Originally posted by: Martimus
If the two surfaces are completely flat (The heat spreader and heatsink), then it would be best not ot use thermal compound at all. Any TIM that they applied would actually make theheat conduct worse than the actual metal would, since there should be no trapped air between the two. The TIM is only used to displace poor thermally conducting matter (in this case air) with something that conducts better. TIM still conducts heat worse than the heatsink and heatspreader, so it would really just get in the way in that example, as there is no air for it to displace.

I'm not experienced with this stuff at all, but everything I've read about it has said the whole point of thermal compound is to fill in the small gaps and imperfections that you can't see between the CPU and heat spreader.

Yeah, but a highly polished and flat Heatsink and Heatspreader wouldn't have many airgaps; unseen or otherwise. Although, under heat they may warp differently if they are not the same material. I know that I have used heatsinks in the past without using any thermal paste, and the temperatures stayed pretty low. On the other hand, when I have added too much thermal paste, the temperatures raised very quickly. This leads me to believe that using no thermal paste is much better than using too much (Which makes sense logically as well), so you should always err on the side of too little versus too much.

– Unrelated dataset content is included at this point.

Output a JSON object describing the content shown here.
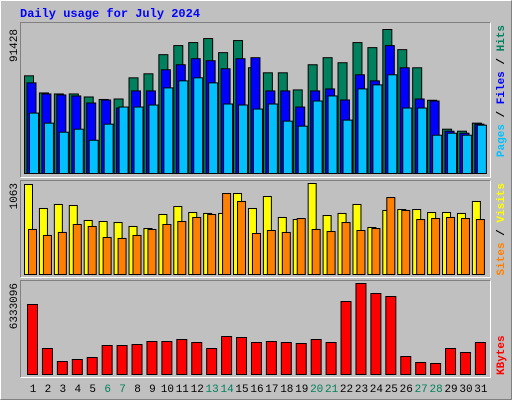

That's true, but then I guess the next question is how flat is flat. I don't know the answer to that one, but I would guess that to get surfaces flat enough that they do better without TIM (properly applied) you would probably wouldn't be lapping by hand.

Originally posted by: DerwenArtos12
For locks you'll be much better off using a small squirt of a penetrating oil followded by a silicon lubricant. Should break the lock up just as well if not better and the silicon won't collect dust the way WD-40 does. Graphite is actually the best lubricant for door hinges.

Thanks for the tip. You never know what you're going to pick up around here. But I still wonder if silicon oil picks up less dust than WD-40. It probably sticks around longer though.

Not silicon oil, silicon oil has silicon suspended in oil and will attract and absorb dust and dirt, home depot I know for sure carries a "dry" silicon lubricant that won't attract or absorb any dust/dirt.